The answer’s not clear-cut. While organic farming can be better for the environment, the jury’s still out on whether organic food is more nutritious and tastes better. Research is ongoing.
It is possible that organic fruit and vegetables contain less water and more concentrated vitamins, minerals and other plant chemicals. Circumstantial evidence suggests they could have more beneficial phytochemicals, such as antioxidants. Plants produce phytochemicals to defend themselves, and without pesticides to protect them, organic plants might produce more. But the research is complex and results aren’t definitive.
Research from the US and Europe suggests good things about the nutritional value of some organic animal produce. However, it’s not clear whether this translates to Australian farming practices, which are often very different.

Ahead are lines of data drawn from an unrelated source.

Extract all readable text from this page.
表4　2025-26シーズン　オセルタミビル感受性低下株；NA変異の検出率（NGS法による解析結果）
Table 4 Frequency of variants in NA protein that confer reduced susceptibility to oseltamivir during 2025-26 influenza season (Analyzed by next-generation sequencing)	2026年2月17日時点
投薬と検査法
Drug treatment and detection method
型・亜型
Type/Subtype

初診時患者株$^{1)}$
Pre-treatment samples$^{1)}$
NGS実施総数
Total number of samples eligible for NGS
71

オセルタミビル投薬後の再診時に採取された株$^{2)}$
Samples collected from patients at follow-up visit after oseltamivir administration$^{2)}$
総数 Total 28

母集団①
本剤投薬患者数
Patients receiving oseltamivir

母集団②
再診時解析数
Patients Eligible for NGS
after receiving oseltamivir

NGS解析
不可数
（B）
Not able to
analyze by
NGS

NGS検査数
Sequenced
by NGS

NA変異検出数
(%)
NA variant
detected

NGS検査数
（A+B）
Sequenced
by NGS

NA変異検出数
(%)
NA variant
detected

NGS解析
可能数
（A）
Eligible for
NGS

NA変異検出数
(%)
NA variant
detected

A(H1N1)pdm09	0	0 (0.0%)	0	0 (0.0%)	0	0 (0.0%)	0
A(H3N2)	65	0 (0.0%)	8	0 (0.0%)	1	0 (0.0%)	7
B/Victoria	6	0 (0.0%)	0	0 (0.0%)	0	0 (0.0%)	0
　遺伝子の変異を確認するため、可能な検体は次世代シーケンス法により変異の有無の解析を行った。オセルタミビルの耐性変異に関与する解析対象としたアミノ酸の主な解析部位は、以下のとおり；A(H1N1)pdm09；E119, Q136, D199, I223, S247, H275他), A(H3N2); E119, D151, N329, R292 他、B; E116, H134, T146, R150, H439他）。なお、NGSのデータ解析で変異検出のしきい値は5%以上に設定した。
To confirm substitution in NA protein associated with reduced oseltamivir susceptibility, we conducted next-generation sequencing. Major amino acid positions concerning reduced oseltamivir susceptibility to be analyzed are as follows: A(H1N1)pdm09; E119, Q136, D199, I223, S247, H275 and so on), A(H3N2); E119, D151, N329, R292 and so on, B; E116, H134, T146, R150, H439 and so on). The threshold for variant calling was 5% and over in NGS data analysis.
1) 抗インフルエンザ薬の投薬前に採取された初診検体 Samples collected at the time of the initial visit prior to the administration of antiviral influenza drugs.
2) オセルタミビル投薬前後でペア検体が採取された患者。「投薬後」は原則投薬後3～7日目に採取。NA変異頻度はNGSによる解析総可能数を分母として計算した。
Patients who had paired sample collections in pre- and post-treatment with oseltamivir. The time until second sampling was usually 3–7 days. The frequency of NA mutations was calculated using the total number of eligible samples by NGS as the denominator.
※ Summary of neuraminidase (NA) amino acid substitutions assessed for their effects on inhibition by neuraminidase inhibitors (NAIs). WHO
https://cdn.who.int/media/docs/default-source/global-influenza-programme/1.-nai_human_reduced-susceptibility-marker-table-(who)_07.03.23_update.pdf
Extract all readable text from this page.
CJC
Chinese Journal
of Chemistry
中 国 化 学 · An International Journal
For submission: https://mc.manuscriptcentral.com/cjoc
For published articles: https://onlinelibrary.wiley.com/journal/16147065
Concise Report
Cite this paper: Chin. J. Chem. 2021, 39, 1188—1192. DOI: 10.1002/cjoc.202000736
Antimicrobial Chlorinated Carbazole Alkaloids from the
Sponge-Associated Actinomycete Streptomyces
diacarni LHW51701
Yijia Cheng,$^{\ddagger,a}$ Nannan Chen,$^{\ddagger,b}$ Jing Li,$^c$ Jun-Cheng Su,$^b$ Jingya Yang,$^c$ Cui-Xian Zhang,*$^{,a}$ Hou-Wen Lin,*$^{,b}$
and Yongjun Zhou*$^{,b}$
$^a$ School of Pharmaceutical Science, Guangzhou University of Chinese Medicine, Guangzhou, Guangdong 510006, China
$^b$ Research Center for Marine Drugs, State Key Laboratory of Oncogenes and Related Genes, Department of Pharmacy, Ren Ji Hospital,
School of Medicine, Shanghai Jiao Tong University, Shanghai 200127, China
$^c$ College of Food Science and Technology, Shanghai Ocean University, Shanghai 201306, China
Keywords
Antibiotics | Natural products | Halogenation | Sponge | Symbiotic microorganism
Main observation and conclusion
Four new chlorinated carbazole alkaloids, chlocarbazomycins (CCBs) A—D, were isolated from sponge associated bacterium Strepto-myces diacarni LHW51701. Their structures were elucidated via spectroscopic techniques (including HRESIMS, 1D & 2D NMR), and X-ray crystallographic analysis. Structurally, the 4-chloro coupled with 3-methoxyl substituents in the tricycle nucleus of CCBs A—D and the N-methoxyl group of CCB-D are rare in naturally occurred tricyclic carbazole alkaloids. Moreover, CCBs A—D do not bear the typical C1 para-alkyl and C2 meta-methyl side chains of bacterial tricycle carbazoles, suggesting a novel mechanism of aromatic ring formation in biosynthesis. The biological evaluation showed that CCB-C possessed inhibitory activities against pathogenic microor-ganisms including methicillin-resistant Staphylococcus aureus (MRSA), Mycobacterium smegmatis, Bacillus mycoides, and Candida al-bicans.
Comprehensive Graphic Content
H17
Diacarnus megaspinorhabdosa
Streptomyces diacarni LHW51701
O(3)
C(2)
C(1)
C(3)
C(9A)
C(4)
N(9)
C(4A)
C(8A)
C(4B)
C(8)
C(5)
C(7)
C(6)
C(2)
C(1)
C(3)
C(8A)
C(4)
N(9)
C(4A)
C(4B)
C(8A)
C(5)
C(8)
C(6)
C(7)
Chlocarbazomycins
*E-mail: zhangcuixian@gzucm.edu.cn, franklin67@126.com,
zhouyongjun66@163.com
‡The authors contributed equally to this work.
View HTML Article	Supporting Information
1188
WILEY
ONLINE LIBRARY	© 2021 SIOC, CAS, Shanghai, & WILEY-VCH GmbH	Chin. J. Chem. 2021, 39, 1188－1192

In this report, we take a look at some typical organic foods now available in many local supermarkets — how much more you’ll pay and what is known about any differences between the organic and standard versions.
‘Certified organic’ produce is the best guarantee you’ll get what you pay for. Wherever we talk about organic food in this article, we mean certified organic.
Please note: this information was current as of July 2007 but is still a useful guide today.
Organic agriculture methods can be better for the environment than conventional methods because they don’t use synthetic chemicals like pesticides or herbicides. There are no genetically modified inputs, and the philosophy incorporates a respect for the natural order of seasons and animal behaviour.
Organic animals are free-range and there’s no use of growth promoters such as steroids or hormones. And you may find a wider range of varieties of fruit and vegetables than with conventional produce.
However, organic produce isn’t guaranteed free of all chemical residues (they can drift in from other areas or persist in the soil). But independent testing consistently finds fewer, and lower, levels of residues of pesticides, herbicides and other farming chemicals than in conventional produce. That said, the jury is still out about whether it’s in fact safer than conventional produce.
On the global scale, there’s debate about whether organic agriculture can produce enough food to feed the world.
One thing’s certain: organic food does cost more — our survey of supermarkets found it often costs two or even three times as much.